Fue en esas noches, en las calles, que coleccionó la cicatriz en el cuerpo. Noches en las que lloraba sin razón, sintiéndose solo. En aquella ocasión le contestó mal a un expendedor. El hombre lo siguió hasta alcanzarlo. Le clavó el puñal en la parte izquierda del abdomen. Fue una herida que le rayó el colon, vaso y parte del pulmón. Tuvo una hemorragia interna que fue controlada a tiempo, después de varias horas de cirugía. Esas son las 23 puntadas que tiene en la parte media de su cuerpo.
Mientras va caminando y su silueta se vuelve un poco distorsionada, se mira a un hombre que encontró su talento por medio de las drogas. Que aprendió a sobrevivir a punta de pinceles. Solo dice haber rectificado después de encontrar al amor de su vida. Y ahora se enfrenta con sus demonios todas las noches, entre cada rostro, cada pintura.
Estilo
Según el subdirector de la Escuela de Arte del Teatro Rubén Darío, Donaldo Aguirre, el estilo de Henry Hernández combina las figuras con lo abstracto. Es decir, las figuras son las formas que se pueden ver en las pinturas; que se pueden entender e identificar. En cambio, lo abstracto son las formas que no se entienden.

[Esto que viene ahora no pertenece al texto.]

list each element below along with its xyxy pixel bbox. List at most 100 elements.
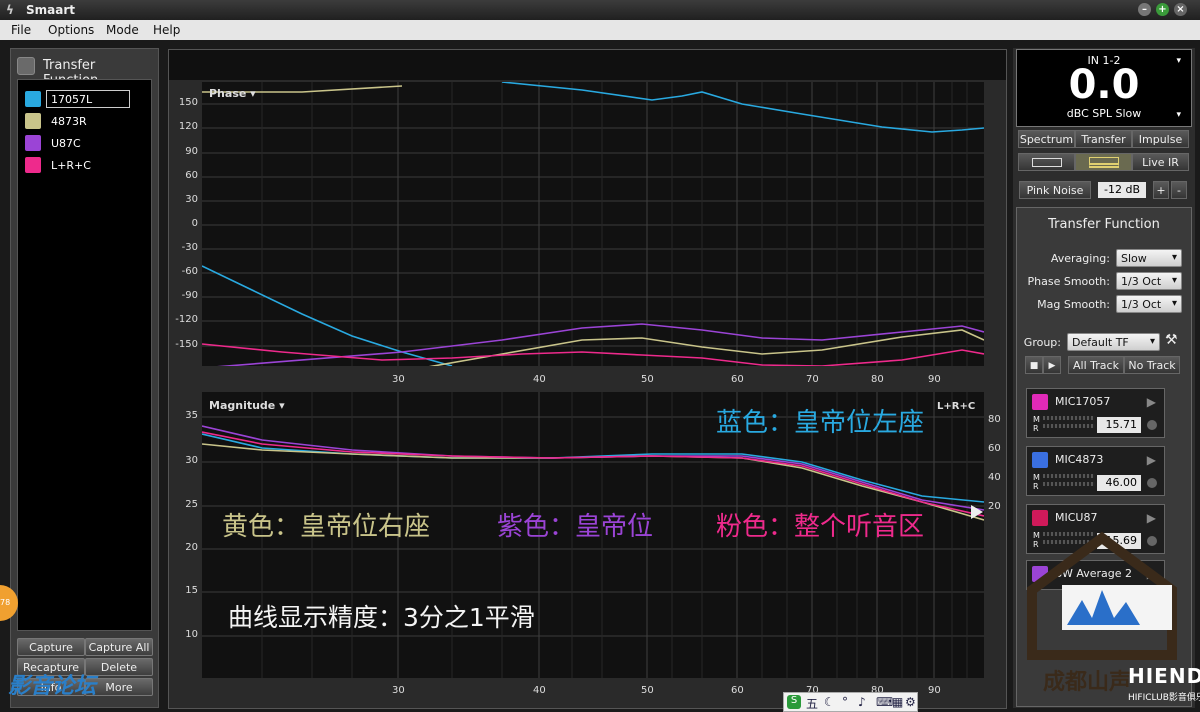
mag-smooth-select[interactable]: 1/3 Oct (1116, 295, 1182, 313)
mag-x-tick: 30 (392, 685, 405, 696)
mic-channel[interactable]: MIC17057 ▶ MR 15.71 (1026, 388, 1165, 438)
mic-knob[interactable] (1147, 478, 1157, 488)
mic-channel[interactable]: MIC4873 ▶ MR 46.00 (1026, 446, 1165, 496)
menu-help[interactable]: Help (153, 23, 180, 37)
mag-y-tick: 35 (185, 410, 198, 421)
track-list: 17057L 4873R U87C L+R+C (17, 79, 152, 631)
mag-smooth-label: Mag Smooth: (1037, 298, 1110, 311)
play-icon[interactable]: ▶ (1147, 395, 1156, 409)
maximize-icon[interactable]: + (1156, 3, 1169, 16)
impulse-button[interactable]: Impulse (1132, 130, 1189, 148)
brand-sub-watermark: HIFICLUB影音俱乐部 (1128, 693, 1200, 703)
mic-color-swatch[interactable] (1032, 510, 1048, 526)
mic-name: MIC4873 (1055, 453, 1104, 466)
play-icon[interactable]: ▶ (1147, 453, 1156, 467)
mag-x-tick: 90 (928, 685, 941, 696)
play-icon[interactable]: ▶ (1147, 511, 1156, 525)
ime-moon-icon[interactable]: ☾ (824, 695, 835, 709)
mag-x-tick: 60 (731, 685, 744, 696)
annotation-precision: 曲线显示精度：3分之1平滑 (228, 603, 535, 632)
ime-wubi-icon[interactable]: 五 (806, 695, 818, 712)
ime-toolbar[interactable]: S 五 ☾ ° ♪ ⌨ ▦ ⚙ (783, 692, 918, 712)
track-item[interactable]: 17057L (23, 90, 148, 108)
meter-bar (1043, 482, 1095, 486)
all-track-button[interactable]: All Track (1068, 356, 1124, 374)
level-minus-button[interactable]: - (1171, 181, 1187, 199)
track-item[interactable]: 4873R (23, 112, 148, 130)
track-item[interactable]: U87C (23, 134, 148, 152)
tf-settings-title: Transfer Function (1048, 217, 1160, 232)
select-all-checkbox[interactable] (17, 57, 35, 75)
spl-meter[interactable]: IN 1-2 0.0 dBC SPL Slow ▾ ▾ (1016, 49, 1192, 127)
minimize-icon[interactable]: – (1138, 3, 1151, 16)
meter-bar (1043, 424, 1095, 428)
mic-delay-value[interactable]: 46.00 (1097, 475, 1141, 491)
mag-y-tick: 15 (185, 585, 198, 596)
ime-keyboard-icon[interactable]: ⌨ (876, 695, 893, 709)
ime-mic-icon[interactable]: ♪ (858, 695, 866, 709)
meter-dropdown-icon[interactable]: ▾ (1176, 56, 1181, 66)
mic-delay-value[interactable]: 15.71 (1097, 417, 1141, 433)
menu-options[interactable]: Options (48, 23, 94, 37)
ime-skin-icon[interactable]: ▦ (892, 695, 903, 709)
annotation-blue: 蓝色：皇帝位左座 (716, 408, 925, 438)
mic-knob[interactable] (1147, 420, 1157, 430)
spectrum-button[interactable]: Spectrum (1018, 130, 1075, 148)
track-color-swatch[interactable] (25, 135, 41, 151)
ime-tools-icon[interactable]: ⚙ (905, 695, 916, 709)
meter-unit-dropdown-icon[interactable]: ▾ (1176, 110, 1181, 120)
magnitude-corner-label: L+R+C (937, 401, 976, 412)
phase-y-tick: -30 (181, 242, 198, 253)
pink-noise-level[interactable]: -12 dB (1098, 182, 1146, 198)
ime-punct-icon[interactable]: ° (842, 695, 848, 709)
track-color-swatch[interactable] (25, 113, 41, 129)
live-ir-button[interactable]: Live IR (1132, 153, 1189, 171)
level-marker-icon[interactable] (971, 505, 983, 519)
track-name: 4873R (51, 115, 87, 128)
phase-plot-title[interactable]: Phase ▾ (209, 87, 256, 100)
close-icon[interactable]: × (1174, 3, 1187, 16)
track-color-swatch[interactable] (25, 91, 41, 107)
phase-x-tick: 50 (641, 374, 654, 385)
transfer-button[interactable]: Transfer (1075, 130, 1132, 148)
phase-plot[interactable]: Phase ▾ (202, 82, 984, 366)
mag-x-tick: 50 (641, 685, 654, 696)
single-view-button[interactable] (1018, 153, 1075, 171)
averaging-label: Averaging: (1050, 252, 1110, 265)
level-plus-button[interactable]: + (1153, 181, 1169, 199)
mag-right-tick: 40 (988, 472, 1001, 483)
tools-icon[interactable]: ⚒ (1165, 332, 1178, 348)
mag-y-tick: 20 (185, 542, 198, 553)
ime-s-icon[interactable]: S (787, 695, 801, 709)
mic-color-swatch[interactable] (1032, 394, 1048, 410)
dual-view-button[interactable] (1075, 153, 1132, 171)
capture-button[interactable]: Capture (17, 638, 85, 656)
phase-y-tick: -120 (175, 314, 198, 325)
pink-noise-button[interactable]: Pink Noise (1019, 181, 1091, 199)
group-select[interactable]: Default TF (1067, 333, 1160, 351)
track-color-swatch[interactable] (25, 157, 41, 173)
phase-y-tick: 30 (185, 194, 198, 205)
brand-watermark: HIENDY (1128, 664, 1200, 688)
track-name: L+R+C (51, 159, 91, 172)
capture-all-button[interactable]: Capture All (85, 638, 153, 656)
menu-mode[interactable]: Mode (106, 23, 139, 37)
track-name-input[interactable]: 17057L (46, 90, 130, 108)
meter-bar (1043, 474, 1095, 478)
mic-name: MICU87 (1055, 511, 1098, 524)
play-button[interactable]: ▶ (1043, 356, 1061, 374)
track-item[interactable]: L+R+C (23, 156, 148, 174)
menu-file[interactable]: File (11, 23, 31, 37)
magnitude-plot-title[interactable]: Magnitude ▾ (209, 399, 285, 412)
averaging-select[interactable]: Slow (1116, 249, 1182, 267)
mag-curve-pink (202, 431, 984, 517)
phase-y-tick: 120 (178, 121, 198, 132)
no-track-button[interactable]: No Track (1124, 356, 1180, 374)
mic-color-swatch[interactable] (1032, 452, 1048, 468)
phase-y-tick: -90 (181, 290, 198, 301)
phase-x-tick: 40 (533, 374, 546, 385)
phase-smooth-select[interactable]: 1/3 Oct (1116, 272, 1182, 290)
stop-button[interactable]: ■ (1025, 356, 1043, 374)
mag-right-tick: 20 (988, 501, 1001, 512)
mag-right-tick: 60 (988, 443, 1001, 454)
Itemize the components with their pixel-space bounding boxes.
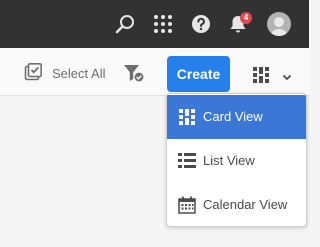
global-header: 4 [0,0,309,48]
menu-item-label: List View [203,153,255,168]
menu-item-label: Calendar View [203,197,288,212]
menu-item-list-view[interactable]: List View [167,139,306,183]
card-view-icon [178,108,196,126]
notification-badge: 4 [240,12,252,24]
menu-item-calendar-view[interactable]: Calendar View [167,183,306,226]
grid-apps-icon[interactable] [151,12,175,36]
list-view-icon [178,152,196,170]
select-all-icon [24,63,42,86]
view-switcher-button[interactable] [252,66,298,84]
help-icon[interactable] [189,12,213,36]
search-icon[interactable] [113,12,137,36]
menu-item-card-view[interactable]: Card View [167,95,306,139]
card-view-icon [252,66,270,89]
menu-item-label: Card View [203,109,263,124]
filter-icon[interactable] [123,63,145,83]
calendar-view-icon [178,196,196,214]
chevron-down-icon [282,69,292,87]
view-menu: Card View List View Calendar View [166,93,307,227]
create-button[interactable]: Create [167,56,230,92]
select-all-label: Select All [52,66,106,81]
user-avatar[interactable] [267,12,291,36]
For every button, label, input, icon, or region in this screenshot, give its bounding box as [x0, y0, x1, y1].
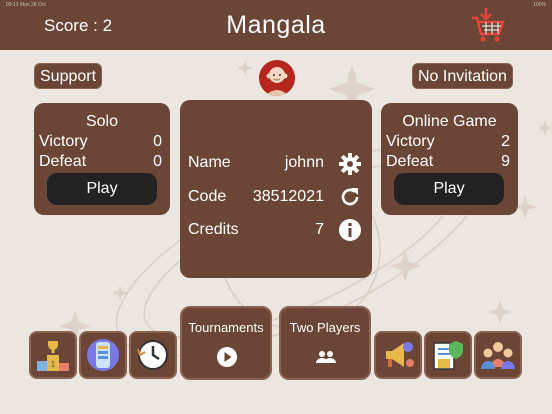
- privacy-button[interactable]: [424, 331, 472, 379]
- support-button[interactable]: Support: [34, 63, 103, 89]
- online-play-button[interactable]: Play: [394, 173, 504, 205]
- history-button[interactable]: [129, 331, 177, 379]
- tournaments-label: Tournaments: [188, 320, 264, 335]
- solo-card: Solo Victory 0 Defeat 0 Play: [34, 103, 170, 215]
- online-victory-label: Victory: [386, 133, 435, 150]
- svg-text:1: 1: [51, 360, 56, 369]
- online-title: Online Game: [402, 113, 497, 130]
- solo-play-button[interactable]: Play: [47, 173, 157, 205]
- megaphone-icon: [386, 342, 414, 367]
- solo-victory-label: Victory: [39, 133, 88, 150]
- info-icon[interactable]: [338, 218, 362, 242]
- name-value: johnn: [284, 154, 324, 171]
- people-icon: [316, 351, 336, 363]
- top-bar: 09:13 Mon 28 Oct 100% Score : 2 Mangala: [0, 0, 552, 50]
- phone-icon: [87, 339, 119, 371]
- solo-defeat-value: 0: [153, 153, 162, 170]
- credits-value: 7: [315, 221, 324, 238]
- announcements-button[interactable]: [374, 331, 422, 379]
- gear-icon[interactable]: [338, 152, 362, 176]
- invitation-button[interactable]: No Invitation: [412, 63, 513, 89]
- online-defeat-row: Defeat 9: [386, 153, 510, 171]
- name-label: Name: [188, 154, 231, 171]
- two-players-label: Two Players: [289, 320, 361, 335]
- online-victory-value: 2: [501, 133, 510, 150]
- friends-button[interactable]: [474, 331, 522, 379]
- online-card: Online Game Victory 2 Defeat 9 Play: [381, 103, 518, 215]
- solo-defeat-row: Defeat 0: [39, 153, 162, 171]
- solo-victory-row: Victory 0: [39, 133, 162, 151]
- status-time: 09:13 Mon 28 Oct: [6, 2, 46, 8]
- avatar-icon: [259, 60, 295, 96]
- play-circle-icon: [217, 347, 237, 367]
- team-icon: [481, 342, 515, 369]
- solo-title: Solo: [85, 113, 119, 130]
- solo-victory-value: 0: [153, 133, 162, 150]
- tournaments-button[interactable]: Tournaments: [180, 306, 272, 380]
- phone-button[interactable]: [79, 331, 127, 379]
- status-battery: 100%: [533, 2, 546, 8]
- solo-defeat-label: Defeat: [39, 153, 87, 170]
- avatar[interactable]: [259, 60, 295, 96]
- profile-card: Name johnn Code 38512021 Credits 7: [180, 100, 372, 278]
- status-bar: 09:13 Mon 28 Oct 100%: [0, 0, 552, 10]
- podium-icon: 1: [37, 341, 69, 371]
- online-defeat-label: Defeat: [386, 153, 434, 170]
- code-label: Code: [188, 188, 227, 205]
- online-victory-row: Victory 2: [386, 133, 510, 151]
- cart-icon[interactable]: [470, 6, 506, 44]
- history-icon: [137, 340, 168, 370]
- two-players-button[interactable]: Two Players: [279, 306, 371, 380]
- leaderboard-button[interactable]: 1: [29, 331, 77, 379]
- code-value: 38512021: [252, 188, 324, 205]
- online-defeat-value: 9: [501, 153, 510, 170]
- refresh-icon[interactable]: [338, 185, 362, 209]
- privacy-icon: [433, 341, 463, 370]
- credits-label: Credits: [188, 221, 239, 238]
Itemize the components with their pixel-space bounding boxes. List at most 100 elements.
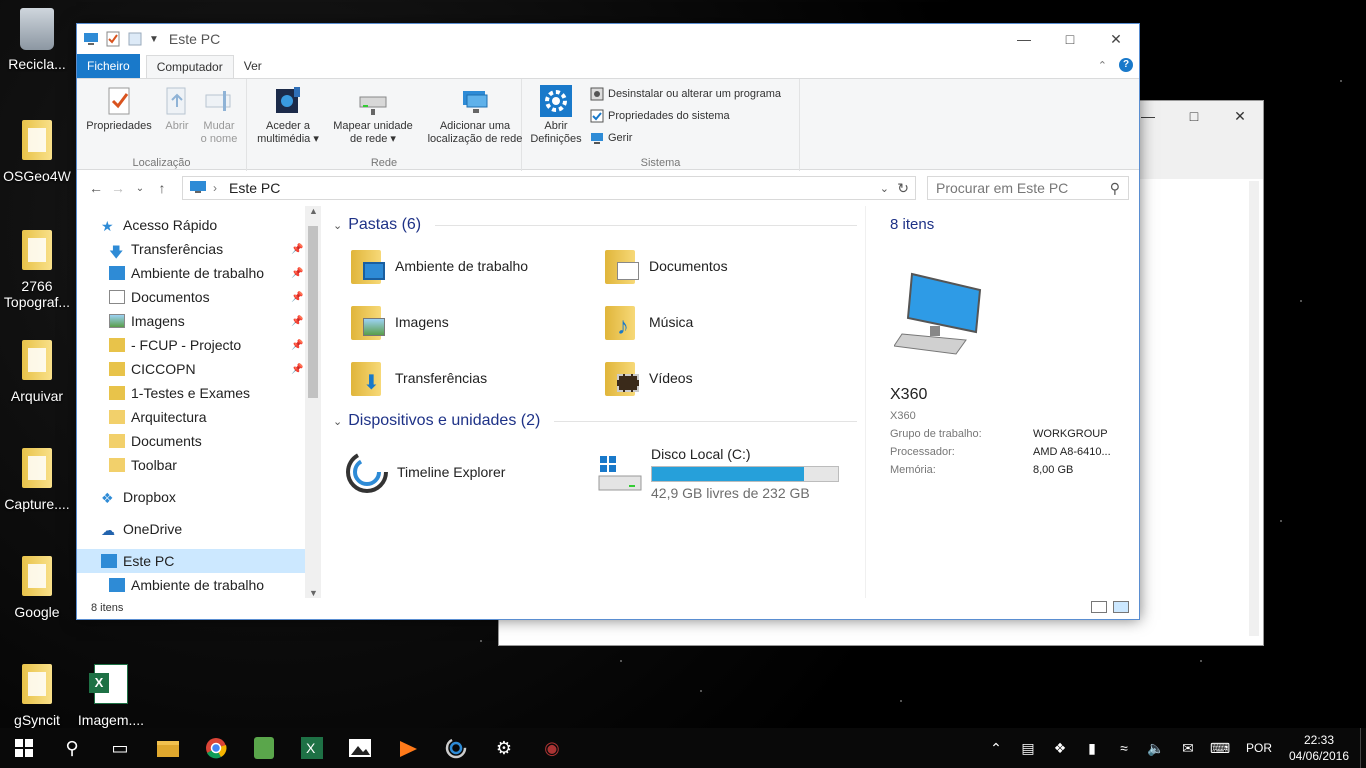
tab-computer[interactable]: Computador <box>145 55 234 78</box>
folder-music[interactable]: ♪ Música <box>603 302 693 342</box>
action-center-icon[interactable]: ✉ <box>1172 740 1204 757</box>
breadcrumb-chevron-icon[interactable]: › <box>213 181 217 195</box>
show-hidden-icons-icon[interactable]: ⌃ <box>980 740 1012 757</box>
app-icon[interactable]: ◉ <box>528 728 576 768</box>
photos-icon[interactable] <box>336 728 384 768</box>
device-local-disk[interactable]: Disco Local (C:) 42,9 GB livres de 232 G… <box>597 446 839 501</box>
chrome-icon[interactable] <box>192 728 240 768</box>
uninstall-program-button[interactable]: Desinstalar ou alterar um programa <box>590 87 781 101</box>
notification-app-icon[interactable]: ▤ <box>1012 740 1044 757</box>
nav-toolbar[interactable]: Toolbar <box>77 453 321 477</box>
desktop-icon-osgeo4w[interactable]: OSGeo4W <box>0 120 74 184</box>
large-icons-view-icon[interactable] <box>1113 601 1129 613</box>
battery-icon[interactable]: ▮ <box>1076 740 1108 757</box>
nav-arquitectura[interactable]: Arquitectura <box>77 405 321 429</box>
details-view-icon[interactable] <box>1091 601 1107 613</box>
back-arrow-icon[interactable]: ← <box>85 180 107 196</box>
maximize-icon[interactable]: □ <box>1047 24 1093 54</box>
clock[interactable]: 22:33 04/06/2016 <box>1282 732 1356 764</box>
wifi-icon[interactable]: ≈ <box>1108 740 1140 756</box>
manage-button[interactable]: Gerir <box>590 131 632 145</box>
dropbox-icon[interactable]: ❖ <box>1044 740 1076 757</box>
navigation-scrollbar[interactable]: ▲ ▼ <box>305 206 321 598</box>
collapse-ribbon-icon[interactable]: ⌃ <box>1098 59 1107 72</box>
nav-dropbox[interactable]: ❖ Dropbox <box>77 485 321 509</box>
properties-qat-icon[interactable] <box>105 31 121 47</box>
folder-videos[interactable]: Vídeos <box>603 358 693 398</box>
new-folder-qat-icon[interactable] <box>127 31 143 47</box>
customize-qat-icon[interactable]: ▼ <box>149 34 159 45</box>
access-media-button[interactable]: Aceder a multimédia ▾ <box>253 85 323 146</box>
nav-images[interactable]: Imagens 📌 <box>77 309 321 333</box>
close-icon[interactable]: ✕ <box>1217 101 1263 131</box>
breadcrumb-este-pc[interactable]: Este PC <box>229 180 280 196</box>
nav-testes-exames[interactable]: 1-Testes e Exames <box>77 381 321 405</box>
desktop-icon-arquivar[interactable]: Arquivar <box>0 340 74 404</box>
desktop-icon-google[interactable]: Google <box>0 556 74 620</box>
keyboard-icon[interactable]: ⌨ <box>1204 740 1236 757</box>
timeline-explorer-taskbar-icon[interactable] <box>432 728 480 768</box>
desktop-icon-recycle-bin[interactable]: Recicla... <box>0 8 74 72</box>
close-icon[interactable]: ✕ <box>1093 24 1139 54</box>
desktop-icon-2766[interactable]: 2766 Topograf... <box>0 230 74 310</box>
nav-transfers[interactable]: 🡇 Transferências 📌 <box>77 237 321 261</box>
nav-desktop[interactable]: Ambiente de trabalho 📌 <box>77 261 321 285</box>
tab-file[interactable]: Ficheiro <box>77 54 140 78</box>
show-desktop-button[interactable] <box>1360 728 1366 768</box>
task-view-icon[interactable]: ▭ <box>96 728 144 768</box>
forward-arrow-icon[interactable]: → <box>107 180 129 196</box>
pin-icon[interactable]: 📌 <box>291 292 303 303</box>
help-icon[interactable]: ? <box>1119 58 1133 72</box>
language-indicator[interactable]: POR <box>1236 741 1282 755</box>
nav-fcup-projecto[interactable]: - FCUP - Projecto 📌 <box>77 333 321 357</box>
pin-icon[interactable]: 📌 <box>291 364 303 375</box>
play-app-icon[interactable] <box>384 728 432 768</box>
open-button[interactable]: Abrir <box>159 85 195 133</box>
nav-quick-access[interactable]: ★ Acesso Rápido <box>77 213 321 237</box>
recent-locations-icon[interactable]: ⌄ <box>129 183 151 194</box>
system-properties-button[interactable]: Propriedades do sistema <box>590 109 730 123</box>
file-explorer-taskbar-icon[interactable] <box>144 728 192 768</box>
devices-section-header[interactable]: ⌄ Dispositivos e unidades (2) <box>333 412 857 430</box>
desktop-icon-gsyncit[interactable]: gSyncit <box>0 664 74 728</box>
folder-images[interactable]: Imagens <box>349 302 449 342</box>
excel-icon[interactable]: X <box>288 728 336 768</box>
rename-button[interactable]: Mudar o nome <box>197 85 241 146</box>
tab-view[interactable]: Ver <box>234 54 272 78</box>
pin-icon[interactable]: 📌 <box>291 268 303 279</box>
desktop-icon-imagem[interactable]: Imagem.... <box>74 664 148 728</box>
address-bar[interactable]: › Este PC ⌄ ↻ <box>182 176 916 200</box>
nav-documents[interactable]: Documentos 📌 <box>77 285 321 309</box>
properties-button[interactable]: Propriedades <box>83 85 155 133</box>
scroll-up-icon[interactable]: ▲ <box>309 206 318 216</box>
start-button[interactable] <box>0 728 48 768</box>
nav-ciccopn[interactable]: CICCOPN 📌 <box>77 357 321 381</box>
nav-este-pc-desktop[interactable]: Ambiente de trabalho <box>77 573 321 597</box>
add-network-location-button[interactable]: Adicionar uma localização de rede <box>423 85 527 146</box>
search-icon[interactable]: ⚲ <box>48 728 96 768</box>
folder-transfers[interactable]: ⬇ Transferências <box>349 358 487 398</box>
pin-icon[interactable]: 📌 <box>291 244 303 255</box>
background-window-scrollbar[interactable] <box>1249 181 1259 636</box>
search-icon[interactable]: ⚲ <box>1110 180 1120 197</box>
search-input[interactable]: Procurar em Este PC ⚲ <box>927 176 1129 200</box>
up-arrow-icon[interactable]: ↑ <box>151 180 173 196</box>
folder-desktop[interactable]: Ambiente de trabalho <box>349 246 528 286</box>
desktop-icon-capture[interactable]: Capture.... <box>0 448 74 512</box>
folder-documents[interactable]: Documentos <box>603 246 728 286</box>
nav-onedrive[interactable]: ☁ OneDrive <box>77 517 321 541</box>
address-dropdown-icon[interactable]: ⌄ <box>880 182 889 195</box>
map-drive-button[interactable]: Mapear unidade de rede ▾ <box>325 85 421 146</box>
pin-icon[interactable]: 📌 <box>291 316 303 327</box>
scroll-thumb[interactable] <box>308 226 318 398</box>
nav-este-pc[interactable]: Este PC <box>77 549 305 573</box>
settings-gear-icon[interactable]: ⚙ <box>480 728 528 768</box>
maximize-icon[interactable]: □ <box>1171 101 1217 131</box>
refresh-icon[interactable]: ↻ <box>897 180 909 197</box>
minimize-icon[interactable]: — <box>1001 24 1047 54</box>
pin-icon[interactable]: 📌 <box>291 340 303 351</box>
evernote-icon[interactable] <box>240 728 288 768</box>
open-settings-button[interactable]: Abrir Definições <box>526 85 586 146</box>
device-timeline-explorer[interactable]: Timeline Explorer <box>345 450 505 494</box>
nav-documents-folder[interactable]: Documents <box>77 429 321 453</box>
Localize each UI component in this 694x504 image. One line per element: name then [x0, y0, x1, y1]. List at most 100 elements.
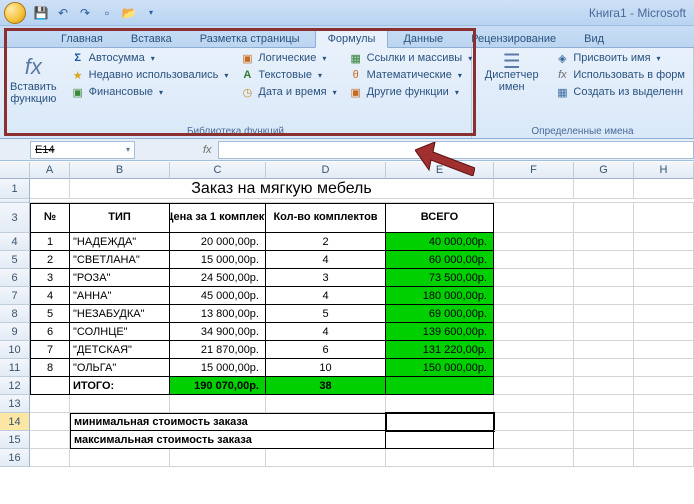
col-header[interactable]: A — [30, 162, 70, 179]
row-header[interactable]: 4 — [0, 233, 30, 251]
recently-used-button[interactable]: ★Недавно использовались▾ — [67, 67, 233, 83]
cell-type[interactable]: "СОЛНЦЕ" — [70, 323, 170, 341]
th-total[interactable]: ВСЕГО — [386, 203, 494, 233]
cell-n[interactable]: 6 — [30, 323, 70, 341]
cell-qty[interactable]: 4 — [266, 251, 386, 269]
cell-total[interactable]: 150 000,00р. — [386, 359, 494, 377]
th-price[interactable]: Цена за 1 комплект — [170, 203, 266, 233]
row-header[interactable]: 8 — [0, 305, 30, 323]
row-header[interactable]: 9 — [0, 323, 30, 341]
row-header[interactable]: 10 — [0, 341, 30, 359]
cell-price[interactable]: 21 870,00р. — [170, 341, 266, 359]
summary-max-value[interactable] — [386, 431, 494, 449]
cell-n[interactable]: 3 — [30, 269, 70, 287]
qat-customize-icon[interactable]: ▾ — [142, 4, 160, 22]
math-button[interactable]: θМатематические▾ — [345, 67, 477, 83]
office-orb[interactable] — [4, 2, 26, 24]
sheet-title[interactable]: Заказ на мягкую мебель — [70, 179, 494, 199]
row-header[interactable]: 14 — [0, 413, 30, 431]
col-header[interactable]: G — [574, 162, 634, 179]
row-header[interactable]: 7 — [0, 287, 30, 305]
tab-view[interactable]: Вид — [571, 29, 617, 47]
col-header[interactable]: C — [170, 162, 266, 179]
th-type[interactable]: ТИП — [70, 203, 170, 233]
cell-qty[interactable]: 4 — [266, 323, 386, 341]
th-n[interactable]: № — [30, 203, 70, 233]
cell-total[interactable]: 40 000,00р. — [386, 233, 494, 251]
cell-qty[interactable]: 2 — [266, 233, 386, 251]
tab-insert[interactable]: Вставка — [118, 29, 185, 47]
financial-button[interactable]: ▣Финансовые▾ — [67, 84, 233, 100]
row-header[interactable]: 6 — [0, 269, 30, 287]
save-icon[interactable]: 💾 — [32, 4, 50, 22]
cell-total[interactable]: 180 000,00р. — [386, 287, 494, 305]
cell-price[interactable]: 15 000,00р. — [170, 251, 266, 269]
summary-min-label[interactable]: минимальная стоимость заказа — [70, 413, 386, 431]
cell-qty[interactable]: 4 — [266, 287, 386, 305]
totals-blank[interactable] — [386, 377, 494, 395]
name-box[interactable]: E14▾ — [30, 141, 135, 159]
worksheet[interactable]: A B C D E F G H 1 Заказ на мягкую мебель… — [0, 162, 694, 504]
tab-data[interactable]: Данные — [390, 29, 456, 47]
cell-n[interactable]: 4 — [30, 287, 70, 305]
cell-price[interactable]: 15 000,00р. — [170, 359, 266, 377]
more-functions-button[interactable]: ▣Другие функции▾ — [345, 84, 477, 100]
datetime-button[interactable]: ◷Дата и время▾ — [236, 84, 340, 100]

“Henry trabaja mucho el color, es muy agradable. Refresca el ojo, porque uno se va satisfecho cuando ve un cuadro de él, porque se le puede entender. Tiene cosas interesantes que casi no se entiende, pero que puede atraer a un observador a buscarle más allá”, asegura.
Henry Hernández le ha hecho caricaturas al cantante Luis Enrique, Katia Cardenal, Carlos Mejía Godoy, Philip Montalbán, Perrozompopo, Denis Martínez, entre otros famosos. Hace poco, intercambió un par de zapatos para su hijastra por una pintura que hizo con uno de los integrantes de la banda Cuneta Son Machín.
El caricaturista de los famosos
Todas las noches sale a dibujar a los bares de la Zona Hippos, Bello Horizonte, Metrocentro y Multicentro Las Américas. Llega a las seis de la noche y regresa a su casa a la medianoche. Cada caricatura la cobra a 150 córdobas y demora en entregarla unos 15 minutos.
Los fines de semana se le encuentra en el bar Garabato. Próximamente tendrá un espacio en la plaza El Predio, en Carretera a Masaya. Su inspiración, dice, es mantener económicamente a su pareja y sus hijos. Tiene planeado dejar de trabajar en la calle y dedicarse a pintar durante un año, mientras se mantiene vendiendo cuadros de pintura. Está ahorrando para poner un taller y quizá un pequeño centro para dar clases de dibujo.